On Feedback Infrastructure - In Code

The other day - I was nursing some inflamed tendons in my left knee. The result of a 1000 mile drive from Boca Raton to Alexandria VA - and an immobile left foot for hours!

As I was waiting for the doctor, I was studying the colorful diagrams of muscles and tendons and bones and their connections. Of course the nerves that actuate the systems are not shown in the charts.

As the doctor started his diagnostic process and pressed down on the knee and pain shot through it - it got me thinking and marveling about the nerve sensors and 'inbuilt' feedback infrastructure that nature builds into animal bodies - to protect it from damage.
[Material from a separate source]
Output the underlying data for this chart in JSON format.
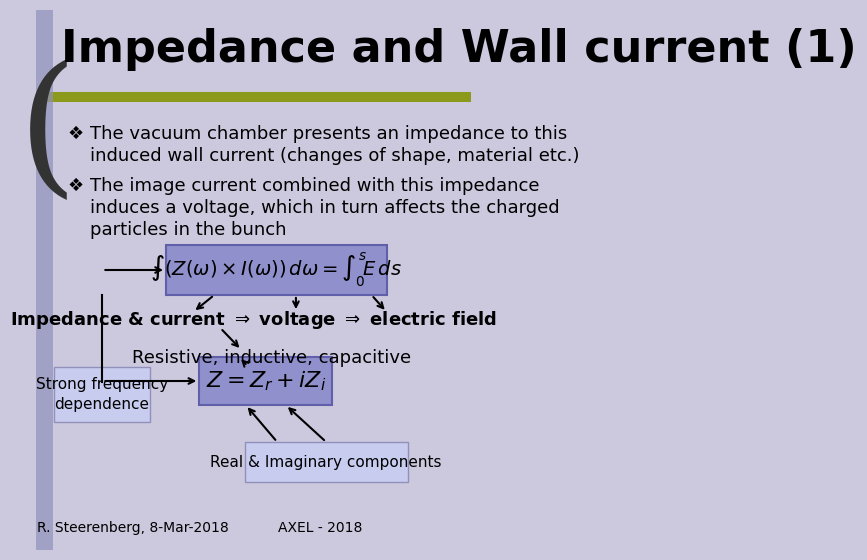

I could not help myself contrasting it with our code writing as we build systems. We don't always put 'diagnostic' sensors everywhere as we go along(laziness?). But nature does not forget to do that. It unfailingly builds feedback sensors into all the muscles. I wonder why. Does it have an evolutionary benefit? Would it not be beneficial - for a lion not to feel any pain in its legs (if hurt) - so it could continue to wander around pain free and hunt?

But once nature finds a pattern (in this case an inbuilt actuator-sensor feedback 'fabric' embedded into the muscles)- it repeats it unfailingly.

Perhaps that is what we should also do in all the systems we build as well. What we need of course is a less labor intensive way to repeat patterns . Any thoughts?